Probus Management
- Founded: 4 May 1993
- Headquarters: West Bromwich
- Locale: West Midlands
- Service type: Bus services
- Fleet: 115 (March 2006)

= Probus Management =

Former English bus company

This company originally traded as Pete's Travel, and has also traded as People's Express

Probus Management was a bus company in the West Midlands which was acquired by the Go-Ahead Group in March 2006.

==History==
Probus Management commenced operating on 4 May 1993 trading as Pete's Travel with two Dodge minibuses on route 404 between Walsall and West Bromwich.

The operation of route 79, between Birmingham, West Bromwich and Wolverhampton, increased the size of the fleet to six by the end of the year. All the vehicles were painted in a white livery with a black skirt, and red fleet names. ^{Pictured}

===Purchase of Lionspeed and gain of Centro contracts===
In May 1994, Pete's acquired Lionspeed, who was a minibus operator based in Erdington, running a mix of commercial and Centro supported services in north Birmingham.

The company successfully gained the right to run its own Centro contracts in October 1994, and by February 1995 it had 25 minibuses in operation, mostly second-hand Dodge minibuses.

Pete's moved to a new depot in Church Lane Industrial Estate in May 1996, where 50 minibuses could be parked under cover. At the same time Lionspeed's yellow and green livery was adopted, and the company bought its first new buses in the shape of Mercedes-Benz minibuses, which were operated under a separate company called The Busy Bus Company.

In October 1996, the company won more Centro contracts and additional vehicles were needed. Pete's wanted six Mercedes-Benz Varios but could not obtain enough in time, so other bus types were operated, including a Dennis Dart SLF. The popularity of these buses led to Pete's purchasing another three in June 1997.

Pete's Travel took over further Centro contracts, with Dodge minibuses, in January 1997, after The Little Red Bus Company went into receivership.
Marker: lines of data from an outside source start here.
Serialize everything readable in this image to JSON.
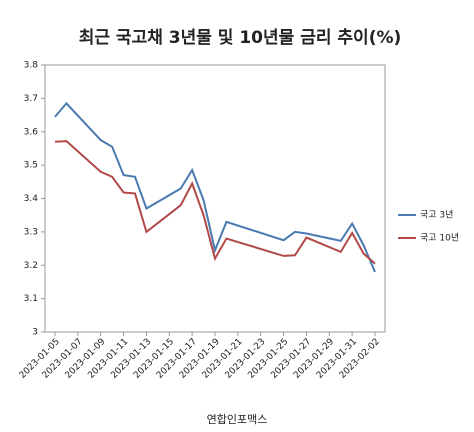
{
  "chart_data": {
    "type": "line",
    "title": "최근 국고채 3년물 및 10년물 금리 추이(%)",
    "footer": "연합인포맥스",
    "x": [
      "2023-01-05",
      "2023-01-06",
      "2023-01-09",
      "2023-01-10",
      "2023-01-11",
      "2023-01-12",
      "2023-01-13",
      "2023-01-16",
      "2023-01-17",
      "2023-01-18",
      "2023-01-19",
      "2023-01-20",
      "2023-01-25",
      "2023-01-26",
      "2023-01-27",
      "2023-01-30",
      "2023-01-31",
      "2023-02-01",
      "2023-02-02"
    ],
    "xlim": [
      "2023-01-05",
      "2023-02-02"
    ],
    "xticks": [
      "2023-01-05",
      "2023-01-07",
      "2023-01-09",
      "2023-01-11",
      "2023-01-13",
      "2023-01-15",
      "2023-01-17",
      "2023-01-19",
      "2023-01-21",
      "2023-01-23",
      "2023-01-25",
      "2023-01-27",
      "2023-01-29",
      "2023-01-31",
      "2023-02-02"
    ],
    "ylim": [
      3,
      3.8
    ],
    "yticks": [
      3,
      3.1,
      3.2,
      3.3,
      3.4,
      3.5,
      3.6,
      3.7,
      3.8
    ],
    "legend": "right",
    "series": [
      {
        "name": "국고 3년",
        "color": "#4a7ab0",
        "values": [
          3.645,
          3.685,
          3.575,
          3.555,
          3.47,
          3.465,
          3.37,
          3.43,
          3.485,
          3.395,
          3.245,
          3.33,
          3.275,
          3.3,
          3.295,
          3.273,
          3.325,
          3.26,
          3.18
        ]
      },
      {
        "name": "국고 10년",
        "color": "#b04a48",
        "values": [
          3.57,
          3.572,
          3.48,
          3.465,
          3.418,
          3.415,
          3.3,
          3.38,
          3.445,
          3.35,
          3.22,
          3.28,
          3.228,
          3.23,
          3.283,
          3.24,
          3.297,
          3.235,
          3.205
        ]
      }
    ]
  }
}
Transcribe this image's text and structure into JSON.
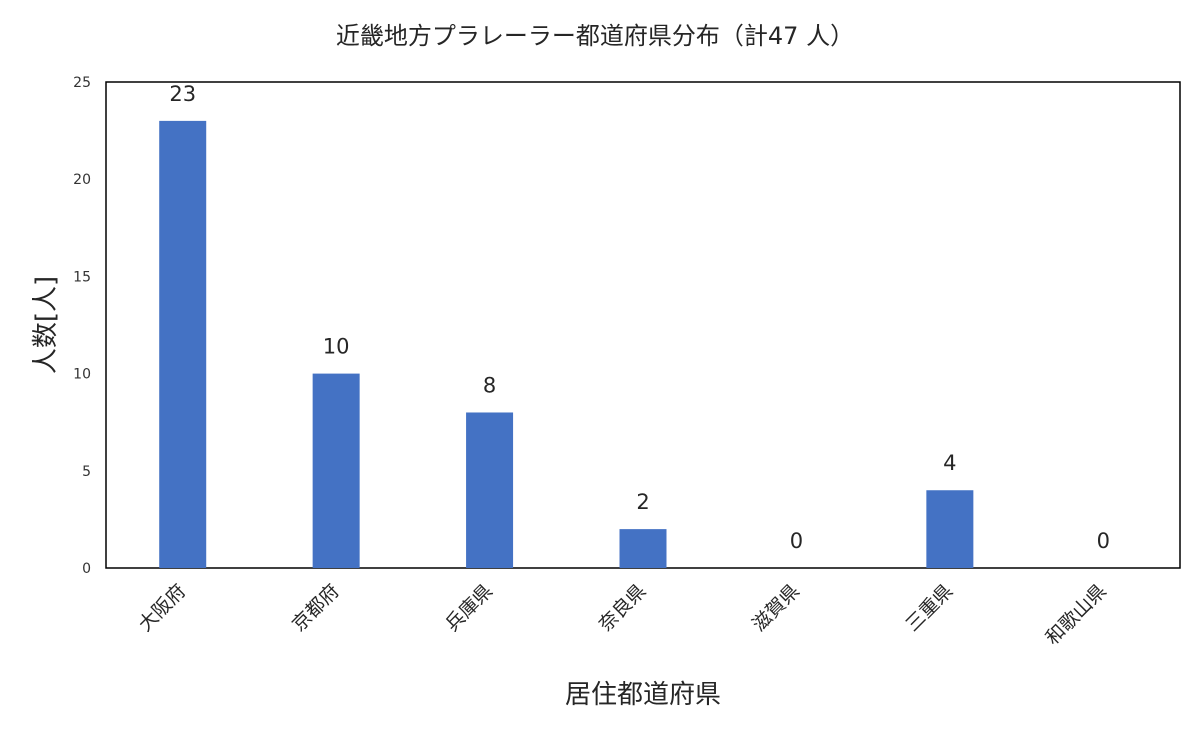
{
  "chart_data": {
    "type": "bar",
    "title": "近畿地方プラレーラー都道府県分布（計47 人）",
    "xlabel": "居住都道府県",
    "ylabel": "人数[人]",
    "categories": [
      "大阪府",
      "京都府",
      "兵庫県",
      "奈良県",
      "滋賀県",
      "三重県",
      "和歌山県"
    ],
    "values": [
      23,
      10,
      8,
      2,
      0,
      4,
      0
    ],
    "ylim": [
      0,
      25
    ],
    "yticks": [
      0,
      5,
      10,
      15,
      20,
      25
    ],
    "data_labels": true,
    "grid": false,
    "legend": "none",
    "bar_color": "#4472C4"
  }
}
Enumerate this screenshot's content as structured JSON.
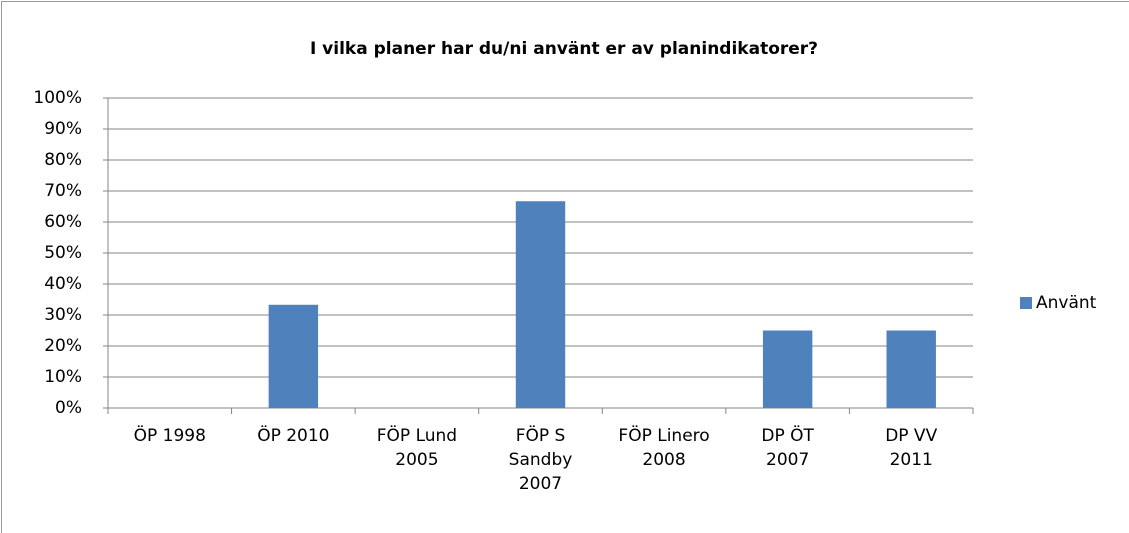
{
  "chart_data": {
    "type": "bar",
    "title": "I vilka planer har du/ni använt er av planindikatorer?",
    "categories": [
      "ÖP 1998",
      "ÖP 2010",
      "FÖP Lund 2005",
      "FÖP S Sandby 2007",
      "FÖP Linero 2008",
      "DP ÖT 2007",
      "DP VV 2011"
    ],
    "series": [
      {
        "name": "Använt",
        "color": "#4f81bd",
        "values": [
          0,
          33.3,
          0,
          66.7,
          0,
          25,
          25
        ]
      }
    ],
    "ylim": [
      0,
      100
    ],
    "yticks": [
      {
        "value": 0,
        "label": "0%"
      },
      {
        "value": 10,
        "label": "10%"
      },
      {
        "value": 20,
        "label": "20%"
      },
      {
        "value": 30,
        "label": "30%"
      },
      {
        "value": 40,
        "label": "40%"
      },
      {
        "value": 50,
        "label": "50%"
      },
      {
        "value": 60,
        "label": "60%"
      },
      {
        "value": 70,
        "label": "70%"
      },
      {
        "value": 80,
        "label": "80%"
      },
      {
        "value": 90,
        "label": "90%"
      },
      {
        "value": 100,
        "label": "100%"
      }
    ],
    "grid": true,
    "legend": "right"
  }
}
===Purchase of People's Express===
In May 1997, the company acquired a 50% stake in People's Express, who at the time operated 13 buses, also in West Bromwich. The remainder of People's Express was purchased in June 1998, along with the company's Centro contracts. Following more contract wins at the end of 1998, the company expanded into Coventry, Telford and Bridgnorth.

===Move to Hill Top and Redditch===
A new depot was purchased in February of that year, at "Hill Top" in West Bromwich, allowing the use of double deckers for Centro school contracts.

In October 2001, two new depots were established, one in Coventry for newly won Centro and Warwickshire County Council contracts, and another in Redditch for Centro and Worcestershire County Council contracts, and some commercial services following First Wyvern's staff shortage service cuts.

===Rise and decline of the Telford operations===
In February 2002, the Britannia Travel of Telford business was purchased, which was used to expand operations in Shropshire and to start a coach operation. The Telford depot was closed in late 2004 due to the extensive loss of Shropshire contracts.

==People's Express name revived==
On 28 March 2005, the company changed its trading name from Pete's Travel to People's Express. On 17 June 2005, People's Express closed the Redditch depot. From that date all services were operated from the West Bromwich depot.

==Go-Ahead==
On 21 March 2006, Probus Management was purchased by the Go-Ahead Group and integrated into its Go West Midlands operation with the People's Express name dropped from use.

In March 2008, Go West Midlands was sold to Rotala and is now part of Diamond Bus.

==Fleet==
At the time of the sale to Go-Ahead in March 2006, the fleet composed of 115 buses and coaches.